PR im Dialog #06/12: Julia Völzke (Rhenus Logistics)


Christina Eurich

Sep 6, 2025

In dieser Ausgabe von „PR im Dialog 2025“ spricht Julia Völzke, Head of Global Media Relations & Reputation Management bei Rhenus Logistics, über CommTech, qualitative Medienanalysen und eine Krisenreaktion, die sie besonders beeindruckt hat.

1. Was war Ihr persönliches PR-Highlight im ersten Halbjahr 2025?

Mein persönliches Highlight war dieses Jahr nicht aus unserem eigenen Unternehmen, sondern eine Kampagne eines anderen Unternehmens und zwar aus einer echten Krisensituation heraus:

Ich glaube, es hat jeder mitgekriegt, was bei dem Coldplay Konzert mit dem CEO von Astronomer und der Chief of HR passiert ist. Innerhalb kürzester Zeit kursierten Memes und Kritik auf allen Plattformen. Besonders beeindruckt hat mich, wie das Unternehmen darauf reagiert hat: Statt direkt auf den Vorfall einzugehen, nutzte es Gwyneth Paltrow, die Ex-Partnerin von Chris Martin, für eine humorvolle, smarte Kampagne.

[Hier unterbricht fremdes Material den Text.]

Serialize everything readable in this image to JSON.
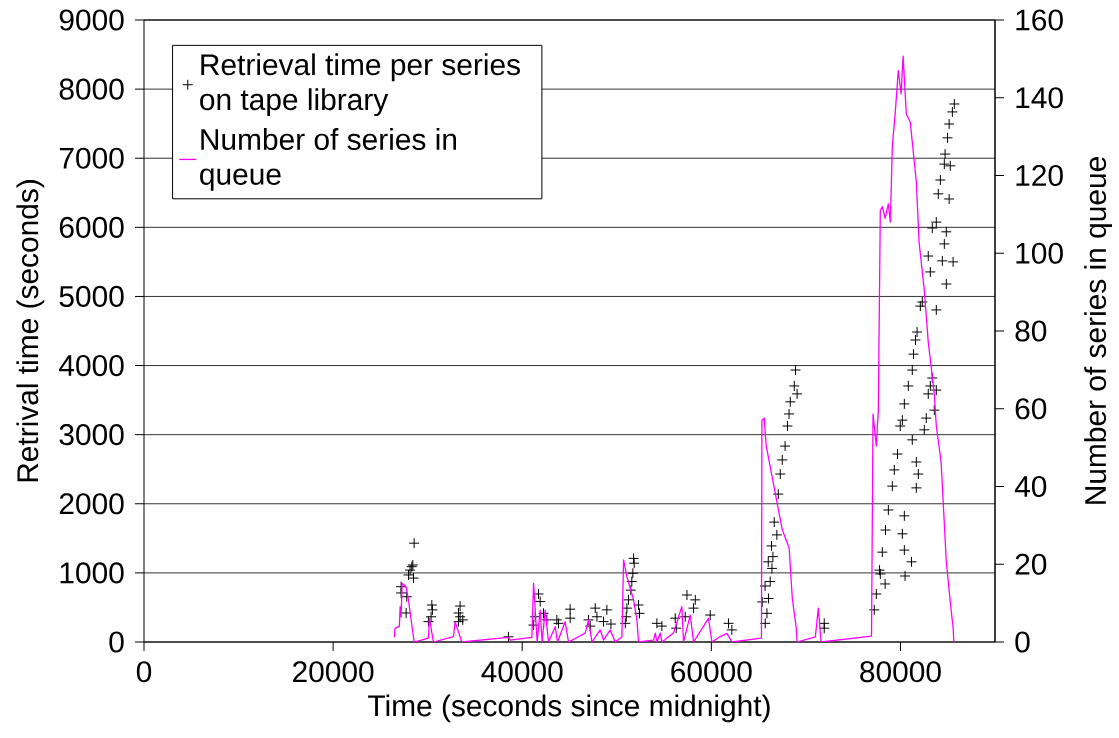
{
  "chart_data": {
    "type": "scatter",
    "xlabel": "Time (seconds since midnight)",
    "ylabel": "Retrival time (seconds)",
    "y2label": "Number of series in queue",
    "xlim": [
      0,
      90000
    ],
    "xticks": [
      0,
      20000,
      40000,
      60000,
      80000
    ],
    "ylim": [
      0,
      9000
    ],
    "yticks": [
      0,
      1000,
      2000,
      3000,
      4000,
      5000,
      6000,
      7000,
      8000,
      9000
    ],
    "y2lim": [
      0,
      160
    ],
    "y2ticks": [
      0,
      20,
      40,
      60,
      80,
      100,
      120,
      140,
      160
    ],
    "grid": "y",
    "legend": "top left",
    "series": [
      {
        "name": "Retrieval time per series on tape library",
        "type": "scatter",
        "color": "#000000",
        "marker": "cross",
        "x": [
          27190,
          27190,
          27790,
          27720,
          27970,
          28140,
          28320,
          28430,
          28500,
          28570,
          30440,
          30500,
          30360,
          30080,
          33430,
          33260,
          33430,
          33710,
          33260,
          38550,
          41720,
          41900,
          41370,
          41190,
          42250,
          42600,
          43660,
          43840,
          45070,
          45070,
          47010,
          47190,
          47720,
          47900,
          48950,
          48600,
          49380,
          51780,
          51840,
          51700,
          51590,
          51490,
          51240,
          51070,
          51000,
          50900,
          52300,
          52400,
          54240,
          54770,
          56180,
          56290,
          57420,
          58300,
          58120,
          57240,
          59880,
          61820,
          62170,
          65700,
          65880,
          66050,
          66230,
          66410,
          66510,
          66930,
          71940,
          71940,
          66650,
          66360,
          67080,
          67290,
          67500,
          67800,
          68050,
          68220,
          68350,
          68770,
          68900,
          69070,
          65380,
          65680,
          66020,
          77230,
          77450,
          77790,
          78080,
          78420,
          78720,
          79140,
          79350,
          79690,
          79980,
          80200,
          80410,
          80830,
          81250,
          81380,
          81590,
          81760,
          82100,
          82310,
          83790,
          81250,
          81680,
          81890,
          81680,
          80410,
          80200,
          80410,
          81170,
          80490,
          77870,
          78380,
          82520,
          82730,
          82940,
          83160,
          83370,
          83580,
          83790,
          82940,
          83160,
          84430,
          84640,
          85570,
          84850,
          83370,
          83790,
          84850,
          84000,
          85150,
          84220,
          84640,
          85270,
          84720,
          84980,
          85150,
          85490,
          85700
        ],
        "values": [
          800,
          710,
          655,
          420,
          970,
          1040,
          1090,
          1115,
          925,
          1430,
          535,
          465,
          365,
          295,
          520,
          420,
          365,
          320,
          295,
          75,
          695,
          585,
          365,
          245,
          415,
          320,
          320,
          270,
          475,
          345,
          320,
          230,
          490,
          365,
          465,
          295,
          260,
          1210,
          1140,
          995,
          875,
          750,
          610,
          490,
          365,
          270,
          535,
          415,
          270,
          230,
          345,
          200,
          680,
          610,
          490,
          365,
          390,
          270,
          175,
          270,
          415,
          630,
          875,
          1065,
          1235,
          1550,
          270,
          200,
          1735,
          1390,
          2140,
          2430,
          2635,
          2835,
          3125,
          3300,
          3475,
          3705,
          3935,
          3590,
          580,
          810,
          1160,
          465,
          695,
          1040,
          1300,
          1620,
          1910,
          2255,
          2490,
          2720,
          3125,
          3210,
          3445,
          3705,
          3935,
          4165,
          4370,
          4485,
          4860,
          4920,
          4805,
          2925,
          2605,
          2430,
          2230,
          1825,
          1565,
          1330,
          1160,
          955,
          985,
          840,
          3070,
          3240,
          3590,
          3705,
          3820,
          3355,
          3645,
          5585,
          5355,
          5515,
          5760,
          5500,
          5180,
          5990,
          6075,
          5935,
          6485,
          6410,
          6685,
          6915,
          6890,
          7060,
          7295,
          7495,
          7670,
          7785
        ]
      },
      {
        "name": "Number of series in queue",
        "type": "line",
        "axis": "y2",
        "color": "#ff00ff",
        "marker": "none",
        "x": [
          26480,
          26550,
          27010,
          27090,
          27190,
          27300,
          27720,
          27970,
          28570,
          30080,
          30190,
          30610,
          32730,
          32900,
          33080,
          33610,
          38550,
          38720,
          41020,
          41200,
          41580,
          41900,
          42100,
          42430,
          42780,
          43490,
          43730,
          44540,
          44900,
          46660,
          47020,
          47370,
          48250,
          48600,
          49310,
          49830,
          50540,
          50720,
          51070,
          51780,
          52130,
          52300,
          53890,
          54070,
          54250,
          54600,
          54770,
          56000,
          56880,
          57060,
          57770,
          58120,
          59700,
          60060,
          60940,
          61650,
          62170,
          65300,
          65350,
          65600,
          65700,
          65810,
          66450,
          67510,
          68230,
          68560,
          68980,
          69070,
          71000,
          71310,
          71610,
          76940,
          77100,
          77450,
          77660,
          77870,
          78080,
          78380,
          78720,
          78930,
          79140,
          79440,
          79770,
          80070,
          80280,
          80620,
          81040,
          81680,
          81970,
          82520,
          82940,
          83580,
          83790,
          84300,
          84850,
          85270,
          85570,
          85650
        ],
        "values": [
          1.2,
          3.5,
          4.1,
          9.1,
          6.5,
          15.1,
          14.2,
          10.8,
          0,
          1.0,
          6.1,
          0,
          1.4,
          5.2,
          3.9,
          0,
          1.2,
          0.5,
          1.2,
          15.1,
          0,
          8.2,
          0,
          8.2,
          0,
          3.9,
          0,
          5.2,
          0,
          2.3,
          5.7,
          0,
          3.1,
          0.5,
          3.1,
          0,
          1.3,
          21.1,
          16.8,
          10.8,
          5.7,
          0,
          0.5,
          2.3,
          0,
          2.3,
          0,
          2.3,
          9.1,
          0,
          6.9,
          0,
          6.1,
          0,
          1.4,
          2.2,
          0,
          1.0,
          57,
          57.6,
          53.5,
          50.4,
          42.2,
          28.8,
          24.2,
          11.3,
          3.6,
          0,
          1.3,
          8.7,
          0,
          1.5,
          58.6,
          50.4,
          59.7,
          111,
          112,
          109,
          112.7,
          108,
          127.6,
          135.8,
          147,
          141,
          150.7,
          135.8,
          133.7,
          118.3,
          102.9,
          90.5,
          77.2,
          63.8,
          55.6,
          46.3,
          20.6,
          10.3,
          3.6,
          0
        ]
      }
    ]
  }
}
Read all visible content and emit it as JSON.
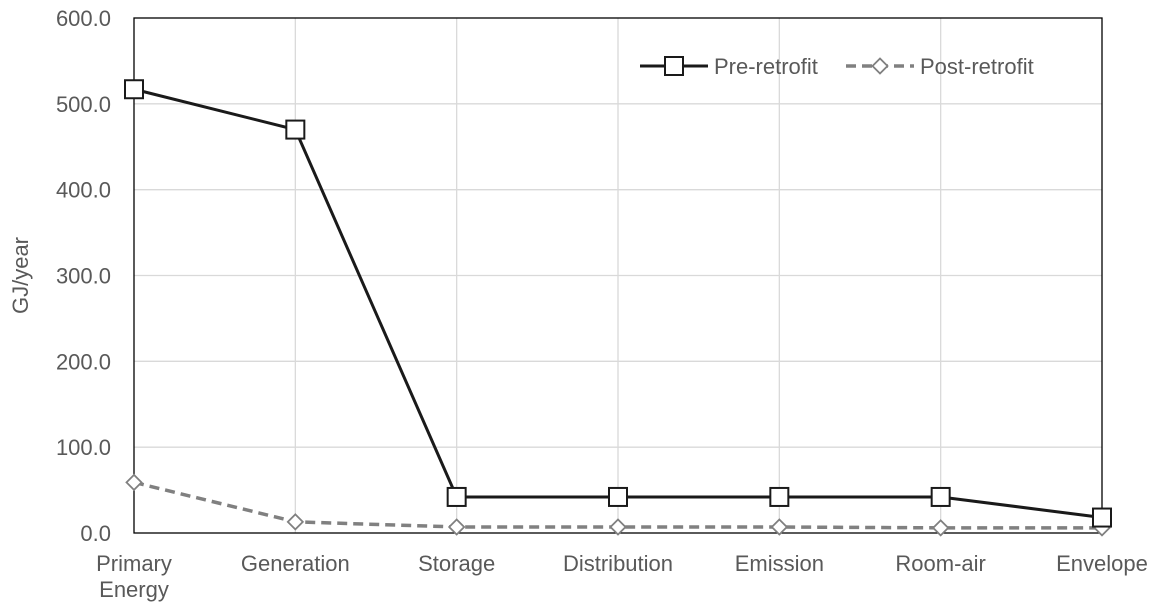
{
  "chart_data": {
    "type": "line",
    "title": "",
    "xlabel": "",
    "ylabel": "GJ/year",
    "ylim": [
      0,
      600
    ],
    "yticks": [
      0,
      100,
      200,
      300,
      400,
      500,
      600
    ],
    "ytick_labels": [
      "0.0",
      "100.0",
      "200.0",
      "300.0",
      "400.0",
      "500.0",
      "600.0"
    ],
    "categories": [
      "Primary Energy",
      "Generation",
      "Storage",
      "Distribution",
      "Emission",
      "Room-air",
      "Envelope"
    ],
    "grid": true,
    "legend_position": "top-right",
    "series": [
      {
        "name": "Pre-retrofit",
        "values": [
          517,
          470,
          42,
          42,
          42,
          42,
          18
        ],
        "color": "#1a1a1a",
        "line_style": "solid",
        "marker": "square"
      },
      {
        "name": "Post-retrofit",
        "values": [
          59,
          13,
          7,
          7,
          7,
          6,
          6
        ],
        "color": "#808080",
        "line_style": "dashed",
        "marker": "diamond"
      }
    ]
  }
}
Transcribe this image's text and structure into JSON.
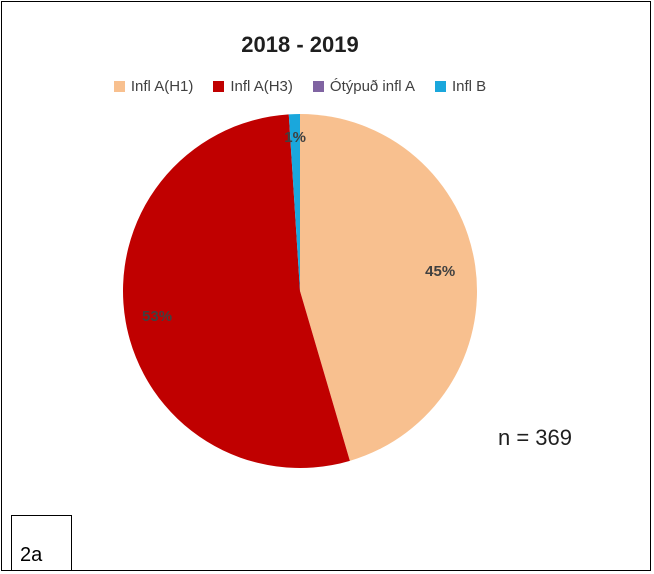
{
  "title": "2018 - 2019",
  "n_label": "n = 369",
  "figure_tag": "2a",
  "chart_data": {
    "type": "pie",
    "title": "2018 - 2019",
    "legend_position": "top",
    "slices": [
      {
        "name": "Infl A(H1)",
        "value": 45,
        "label": "45%",
        "color": "#f8c08f"
      },
      {
        "name": "Infl A(H3)",
        "value": 53,
        "label": "53%",
        "color": "#c00000"
      },
      {
        "name": "Ótýpuð infl A",
        "value": 0,
        "label": "",
        "color": "#8064a2"
      },
      {
        "name": "Infl B",
        "value": 1,
        "label": "1%",
        "color": "#1aa7dc"
      }
    ]
  }
}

Das war aus meiner Sicht ein krisenkommunikativer Geniestreich. Statt defensiv zu reagieren, hat man die eigene Marke in den Fokus gerückt, das Narrativ neu besetzt und den Shitstorm elegant abgekürzt. Zumindest in meinem Feed war die Debatte schnell wieder verschwunden, was selten der Fall ist.

2. Gab es etwas, das Sie in Ihrer Rolle als Kommunikatorin im ersten Halbjahr überrascht oder zum Umdenken gebracht hat?

Richtig überrascht wurde ich nicht, aber stark zum Nachdenken gebracht hat mich der Bereich CommTech.

Ich war dieses Jahr auf einer Konferenz, auf der sehr konkrete Anwendungen vorgestellt wurden, z.B. Medientrainings mit KI-Unterstützung. Tools, die Sprechgeschwindigkeit, Kernbotschaften, Füllwörter und Auftreten analysieren und automatisiert Feedback geben.

Was mich dabei beeindruckt hat, ist die Geschwindigkeit der Entwicklung. Ich war im Vorjahr auf derselben Konferenz und was innerhalb eines halben Jahres passiert ist, ist beachtlich.

Diese Dynamik bringt aber auch Herausforderungen mit sich. Denn je größer das Unternehmen, desto mehr Vorlauf brauchen Veränderungen. Es stellt sich die Frage: Wenn wir heute ein Tool einführen, ist es in sechs Monaten überhaupt noch relevant?

Gerade in großen Unternehmen braucht es Zeit und Lernbereitschaft, um neue Technologien sinnvoll zu integrieren.

3. Welche Themen werden Ihrer Einschätzung nach die Kommunikationsarbeit in den nächsten Monaten prägen?

Generative KI bleibt das zentrale Thema. Aber nicht in Form von Buzzwords, sondern im konkreten Einsatz.

Wenn wir nicht einfach nur mit KI arbeiten, um zu sagen, dass wir mit KI arbeiten, sondern es so einsetzen, dass es effizient wird, dann eröffnet das viele Möglichkeiten.

Für mich sind zwei Aspekte besonders wichtig:

  • Qualitative Medienanalyse: Wir reden oft über Reichweite oder Tonalität, aber was ist mit inhaltlicher Tiefe, Kontext oder Emotionen? Hier bietet KI viel Potenzial, gerade im Hinblick auf Reputationsmanagement und Stakeholder-Insights.
  • Mehr Zeit fürs Menschliche: Wenn KI uns operative Aufgaben wie Clippings, Reportings oder Toolpflege abnimmt, können wir uns wieder stärker aufs Menschliche konzentrieren. Im Bereich der Media Relations bedeutet das: echte Gespräche führen, Themen vordenken, Journalist:innen besser verstehen.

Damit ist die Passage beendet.